これはウクライナから来た誰もが 感じていることですが、日本に来てからずっと、日本の皆さんがウクライナのことを心配してくださっていることをひしひしと感じます。
回診で病室に行き、担当医が自分のことを患者さんに紹介すると、どの患者さんも「ウクライナから来たの?おうちは大丈夫?ご家族は元気?」と声をかけてくださいますし、病室のテレビでもウクライナのニュースが流れています。日本人が、ロシアとウクライナの戦争を遠い国の自分たちとは関係のない出来事としてではなく、すぐ隣で起きていること、自分たちの隣人が遭遇していることとして考えていてくれることに、とても励まされました。
来日にあたっての渡航費や滞在に必要な費用も支給していただき、経済的にも支えていただいています。それはなかなかできることではありません。お金のことが全てではありませんが、そのような支援を皆さんで決めてくださったこと、その結果、自分たちが招へいされたということに、感謝の気持ちでいっぱいです。

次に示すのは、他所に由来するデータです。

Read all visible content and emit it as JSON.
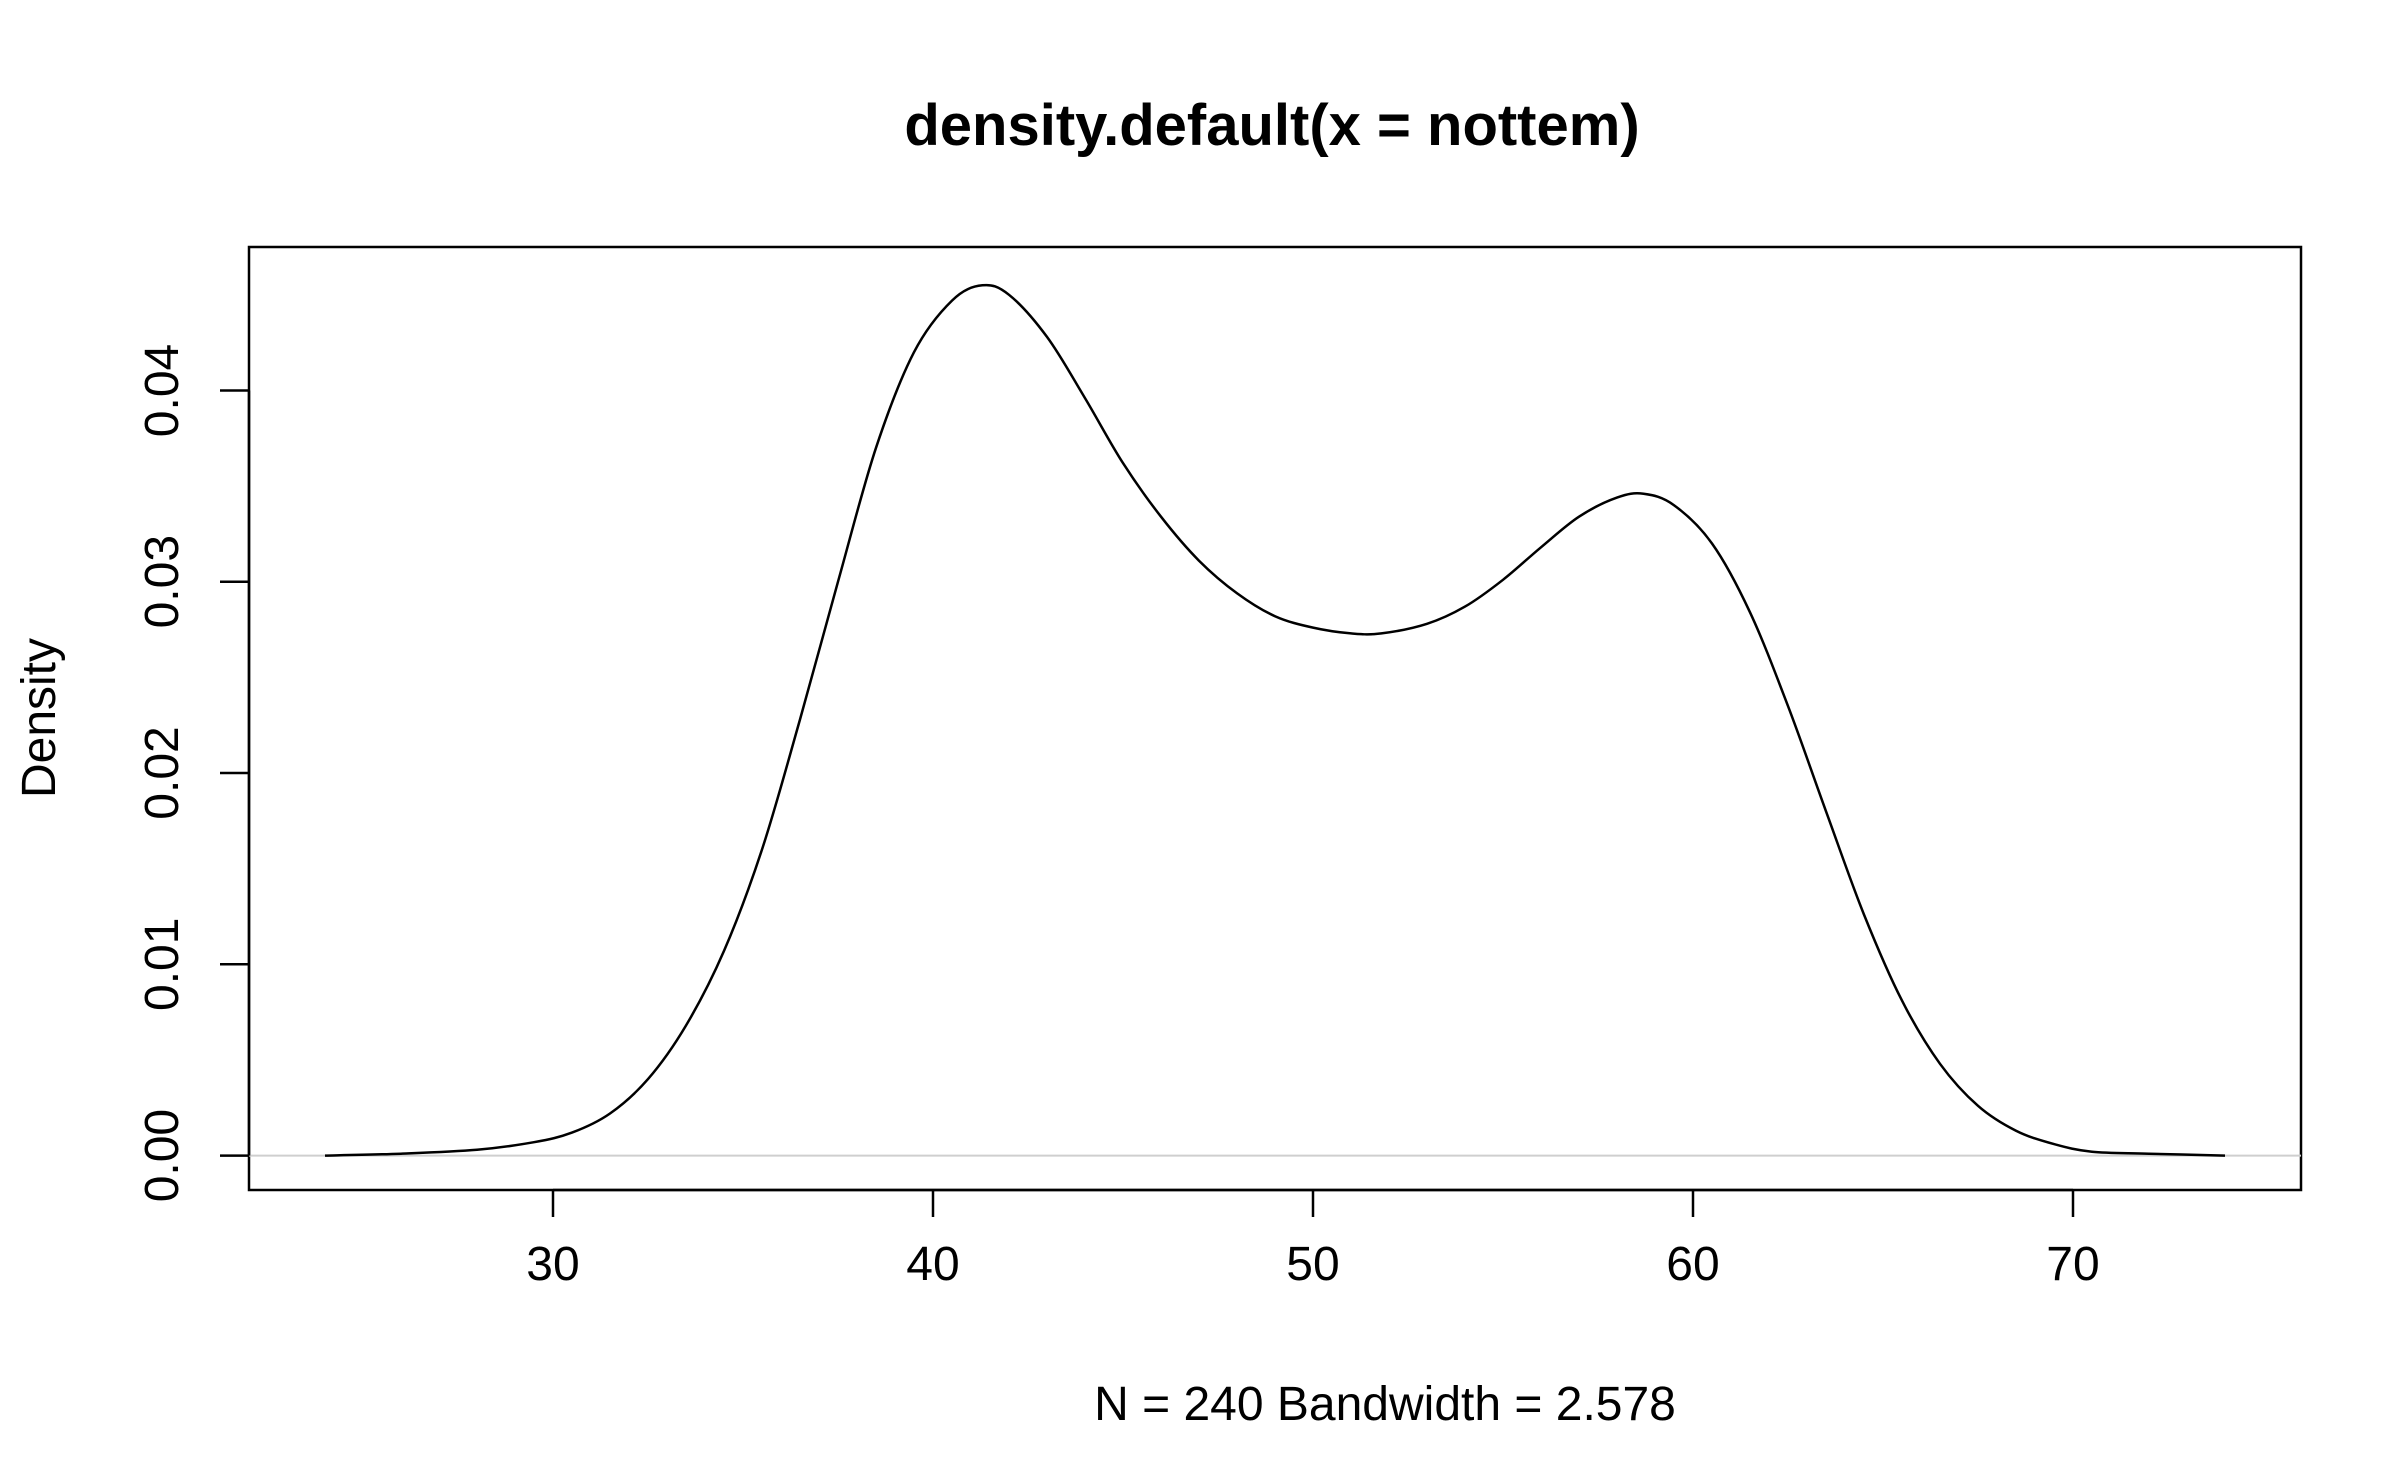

日本の学生さんをはじめ皆さんに伝えたいことは、安全に勉強できるということ、安心して学べるということは『かけがえのない贈り物(ギフト)』だということです。つい、時間を無駄に過ごし、明日やればよいと考えがちですが、明日は来ないかもしれません。私自身も戦争が始まるまで、そんな風に考えたことはありませんでした。皆さんには、その時々に全力で生きること、この一日を大切にして学ぶことが、いかに大事か知ってほしいです。

 

日本に来て、自分たちは一人ではない、自分たちを支えてくれる人たちがいると感じることができました。戦争が始まった時、世界は、キーウは数日で陥落すると思っていました。でも、自分たちは、勇気をもって立ち向かおう、力を合わせて耐え抜こうと誓いました。日本に来て、そのような自分たちのことを心に留め、応援してくださっている方がたくさんいることが分かり、とても励まされました。そして、さらに前に進む力をいただきました。これからも皆と力を合わせて希望をもって歩んでいきたいです。